Christianity has not always been considered a ‘religion’. The very category ‘religion’ it has been argued by some (for example Peter Harrison, the Andreas Idreos Professor of Science and Religion at Oxford University), is a relatively modern one. It has been argued that ‘religion’ began to define itself over and against two things in particular. The first was secularism. With the gradual expansion of secularism, particularly since the Enlightenment, has come a more strictly defined, or at least understood concept of ‘religion’. Moreover as people began to explore new worlds, people came across other belief systems. ‘Religion’, therefore, continued to define itself somewhat with reference to other ‘religions’. The result has been the ‘systemisation’ of the concept of ‘religion’. ‘Religion’ became its very own thing, its own hypostasised entity. ‘Religion’ came to mean a system of belief, containing certain practices and doctrines to be obeyed.

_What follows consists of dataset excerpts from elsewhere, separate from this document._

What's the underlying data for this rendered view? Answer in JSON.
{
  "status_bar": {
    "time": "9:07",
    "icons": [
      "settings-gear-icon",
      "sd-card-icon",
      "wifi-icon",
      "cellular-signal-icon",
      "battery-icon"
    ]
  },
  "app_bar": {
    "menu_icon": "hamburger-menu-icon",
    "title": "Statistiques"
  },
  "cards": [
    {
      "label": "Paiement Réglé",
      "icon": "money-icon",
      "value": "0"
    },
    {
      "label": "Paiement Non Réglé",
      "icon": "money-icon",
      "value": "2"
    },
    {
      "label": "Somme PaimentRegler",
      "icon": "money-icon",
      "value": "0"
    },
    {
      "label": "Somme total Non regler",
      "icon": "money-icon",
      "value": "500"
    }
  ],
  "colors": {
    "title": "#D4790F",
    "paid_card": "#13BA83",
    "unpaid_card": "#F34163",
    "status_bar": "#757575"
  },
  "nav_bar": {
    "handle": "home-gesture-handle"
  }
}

Many theologians have questioned the category ‘religion’ of Christianity. The great Swiss theologian, Karl Barth, considered ‘religion’ to be a human construct. For Barth religion represented man’s attempt to find God, man’s attempt to attain to God. Barth’s dialectical theology allowed no room for ‘religion’. For Barth the only way man could know anything of God is through God’s self revelation. Only by God’s ‘coming down’ to man can man know of God. So strictly did Barth adhere to this dialectical principle that he rejected all ‘natural theology’, that is, he rejected any notion that man could know anything of God by recourse to the natural world, or man’s cognitive faculties. For Barth, Christianity was true precisely because it was not a ‘religion’ like all the other ‘religions’ of the world, but because Christianity presupposes God’s self revelation to man. Whilst Barth was right to draw the attention of the liberal-minded world to the importance of God’s self-revelation in Christ, I personally believe he went too far in completely rejecting natural theology. But that argument is for another time. Right now I just wish to make it clear that Barth rather rejected the category of ‘religion’.

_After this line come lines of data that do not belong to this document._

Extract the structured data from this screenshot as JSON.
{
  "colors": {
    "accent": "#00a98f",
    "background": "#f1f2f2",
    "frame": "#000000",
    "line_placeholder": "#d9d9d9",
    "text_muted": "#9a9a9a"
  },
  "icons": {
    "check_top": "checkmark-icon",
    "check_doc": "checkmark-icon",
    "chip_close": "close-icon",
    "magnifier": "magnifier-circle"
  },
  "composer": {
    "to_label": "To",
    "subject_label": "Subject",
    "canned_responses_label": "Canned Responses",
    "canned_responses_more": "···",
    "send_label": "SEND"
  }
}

Another one to reject ‘religion’ was the German theologian Dietrich Bonhoeffer. If you have not read his ‘Discipleship’, ‘Life Together’ or ‘Letters and Papers from Prison’ (he was imprisoned at Tegel by the Nazis for being part of the conspiracy to assassinate Hitler) then I highly recommend them. He wrote that religion was ‘a garment of Christianity’. For Bonhoeffer ‘religion’ has been historically conditioned. There was once a time where it represented a legitimate form of Christianity, but the world, Bonhoeffer argues, is not ‘religious’ anymore. And with the decline of religion has come the gradual process of pushing God to the boundaries of life. Instead God ought to be the centre of our lives. True Christianity, Bonhoeffer believed, meant radical discipleship. It meant recognising that we were bought at a price, and that it comes at a cost to follow Christ. Christianity is not the systematic (and for many even inside the church, automatic) activity of going to church, uttering prayers and receiving forgiveness every Sunday morning. Of course these things are important but the truth is that such ‘religious’ Christianity has become a process of simply ‘going through the motions’. It has become meaningless and vacuous for so many people.
Barth and Bonhoeffer both rejected religion as a ‘system’ since it has numbed us to the radical demands of faith. Instead Christianity is, and always has been, about following Christ. And to follow Christ means exactly what Christ said it would, to deny oneself and to take up the cross. No one said it would be easy. It’s a big challenge, but it’s an exciting one!